On Monday, the Investigative Committee and the National Anti-terrorism Committee both claimed that supporters of jailed Kremlin critic Alexei Navalny helped Ukraine carry out the attack on the military blogger, who had more than half a million followers on social media.

Political observers said the bombing attack could be used to justify a further crackdown on critics of Moscow's offensive in Ukraine.

'Rabid dogs'

In a chilling post on messaging app Telegram, former president Dmitry Medvedev on Tuesday accused Russia's embattled opposition of "waging a war" against ordinary Russians and "executing their compatriots".

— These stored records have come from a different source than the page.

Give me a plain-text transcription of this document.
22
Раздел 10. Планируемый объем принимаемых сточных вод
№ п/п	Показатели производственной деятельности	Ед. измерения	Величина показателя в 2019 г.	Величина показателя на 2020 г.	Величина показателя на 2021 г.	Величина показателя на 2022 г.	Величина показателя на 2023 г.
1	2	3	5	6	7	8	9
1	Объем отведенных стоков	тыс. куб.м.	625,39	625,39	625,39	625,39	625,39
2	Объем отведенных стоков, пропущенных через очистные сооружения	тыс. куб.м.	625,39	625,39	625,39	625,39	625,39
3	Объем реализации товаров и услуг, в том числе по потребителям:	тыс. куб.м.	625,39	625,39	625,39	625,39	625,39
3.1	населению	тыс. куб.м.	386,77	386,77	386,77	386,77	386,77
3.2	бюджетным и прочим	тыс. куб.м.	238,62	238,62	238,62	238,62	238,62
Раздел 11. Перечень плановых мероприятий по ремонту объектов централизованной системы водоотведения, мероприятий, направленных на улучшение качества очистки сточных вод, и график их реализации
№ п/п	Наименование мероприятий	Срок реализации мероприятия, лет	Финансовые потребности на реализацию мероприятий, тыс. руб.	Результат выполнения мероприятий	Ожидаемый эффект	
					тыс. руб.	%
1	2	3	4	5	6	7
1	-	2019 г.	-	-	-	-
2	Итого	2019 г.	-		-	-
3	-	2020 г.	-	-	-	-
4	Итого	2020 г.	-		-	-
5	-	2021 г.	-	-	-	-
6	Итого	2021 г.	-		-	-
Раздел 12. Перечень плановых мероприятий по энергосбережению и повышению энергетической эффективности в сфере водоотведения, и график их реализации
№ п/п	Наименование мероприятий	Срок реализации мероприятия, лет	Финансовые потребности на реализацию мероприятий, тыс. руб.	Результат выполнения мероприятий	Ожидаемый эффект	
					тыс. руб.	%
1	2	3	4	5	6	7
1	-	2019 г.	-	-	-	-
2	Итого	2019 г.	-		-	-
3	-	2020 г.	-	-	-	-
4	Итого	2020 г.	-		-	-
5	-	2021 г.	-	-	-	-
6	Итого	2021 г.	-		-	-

"Terrorists" should be "exterminated like rabid dogs", added Medvedev, who is now deputy chairman of Russia's security council.

Ivan Zhdanov, a top Navalny ally, said he believed that members of the domestic security service, the FSB, were behind the murder of the military blogger.

Ukraine has blamed Russian regime opponents for the blast.

In a video, the head of the Wagner paramilitary group, Yevgeny Prigozhin, said he had arrived in Saint Petersburg from the frontline hotspot of Bakhmut in eastern Ukraine to "honour" the memory of Tatarsky.

"Vladlen Tatarsky tried to consolidate society to fight the external enemy," said Prigozhin at the cafe's bombed-out premises, referring to Ukraine and NATO.

He blamed top city officials including the governor for not appearing at the scene and being unable to mobilise young people for the fight against "evil".

Prigozhin also met with members of an ultra-nationalist group dubbed Cyber Front Z, pledging support.He says he used to own the cafe but handed it over to Cyber Front Z.